Didalam sistem kepartaian yang multipartai, menjadi pemenang mayoritas tunggal pada setiap pemilihan umum, hampir tidak mungkin, karena suara para pemilih tersebar buyar ke semua partai peserta pemilu. Karena itu, bagi partai yang memenangi pemilu yang akan memegang kekuasaan, membutuhkan dukungan dari partai-partai lain untuk mengokohkan suara di parlemen, agar program-program kerja yang akan dijalankan dalam pemerintahan nanti berjalan mulus tanpa ganjalan dari partai oposisi di parlemen.
Di Indonesia setelah memasuki era reformasi juga menganut sistem multipartai, maka membentuk koalisi merupakan sebuah keharusan bagi partai pemenang pemilu. Sebagai partai pemenang pemilu, saat ini Partai Demokrat pun membentuk koalisi beranggotakan Partai Golkar, PKS, PPP, PKB, dan PAN sebagai mitra koalisi, atau lebih dikenal dengan Sekretariat Gabungan (Setgab). Seperti tujuan koalisi pada umumnya, Setgab pun dibentuk untuk memuluskan setiap program yang hendak digulirkan oleh pemerintah yang dinahkodai Presiden Susilo Bambang Yudhoyono yang juga Ketua Dewan Pembina Partai Demokrat. Dengan adanya Satgab, diharapkan suara fraksi pemerintah didukung suara fraksi-fraksi anggota Setgab di parlemen, akan selalu mengungguli suara fraksi-fraksi diluar Setgab yang kerap berseberangan dengan pemerintah atau lebih dikenal dengan oposan. Sehingga program yang diusung pemerintah bisa direalisasikan.
Namun seiring dengan kondisi negara dan dinamika perpolitikan yang terjadi di tanah air, apa yang menjadi cita-cita Setgab tidak selalu berjalan mulus, baik didalam tubuh pemerintahan yakni di kabinet maupun di parlemen.
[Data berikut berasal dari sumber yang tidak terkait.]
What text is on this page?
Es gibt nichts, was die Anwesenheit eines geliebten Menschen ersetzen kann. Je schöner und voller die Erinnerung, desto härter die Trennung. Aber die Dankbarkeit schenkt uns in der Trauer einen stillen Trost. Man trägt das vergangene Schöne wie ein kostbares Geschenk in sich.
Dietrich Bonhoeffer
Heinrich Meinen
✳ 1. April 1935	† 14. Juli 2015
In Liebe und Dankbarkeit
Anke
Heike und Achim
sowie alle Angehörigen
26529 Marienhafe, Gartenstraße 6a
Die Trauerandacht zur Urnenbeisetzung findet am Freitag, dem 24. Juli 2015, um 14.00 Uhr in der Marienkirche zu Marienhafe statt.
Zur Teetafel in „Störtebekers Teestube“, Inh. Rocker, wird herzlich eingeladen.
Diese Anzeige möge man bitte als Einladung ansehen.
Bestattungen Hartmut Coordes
Menteri-menteri yang berasal dari partai mitra koalisi sering berbeda sikap saat menyikapi suatu isu yang tengah hangat di masyarakat. Dan di parlemen juga kerap terjadi perbedaan suara baik antar fraksi maupun antar anggota satu fraksi mitra koalisi, sehingga perpecahan suara tersebut sering menjadi duri dalam daging yang mengganggu jalannya pemerintahan. Sehingga ancaman akan mengganti menteri-menteri yang tak sejalan atau menceraikan partai mitra koalisi yang membangkang pun kerap dikeluarkan oleh partai pemimpin koalisi. Perang saudara dalam koalisi yang kini sedang berlangsung disebabkan oleh ketidakkompakkan dalam menyikapi hak angket mafia pajak. Ada dua partai yang setuju dengan hak angket dan empat lain tidak setuju, dengan alasan masing-masing.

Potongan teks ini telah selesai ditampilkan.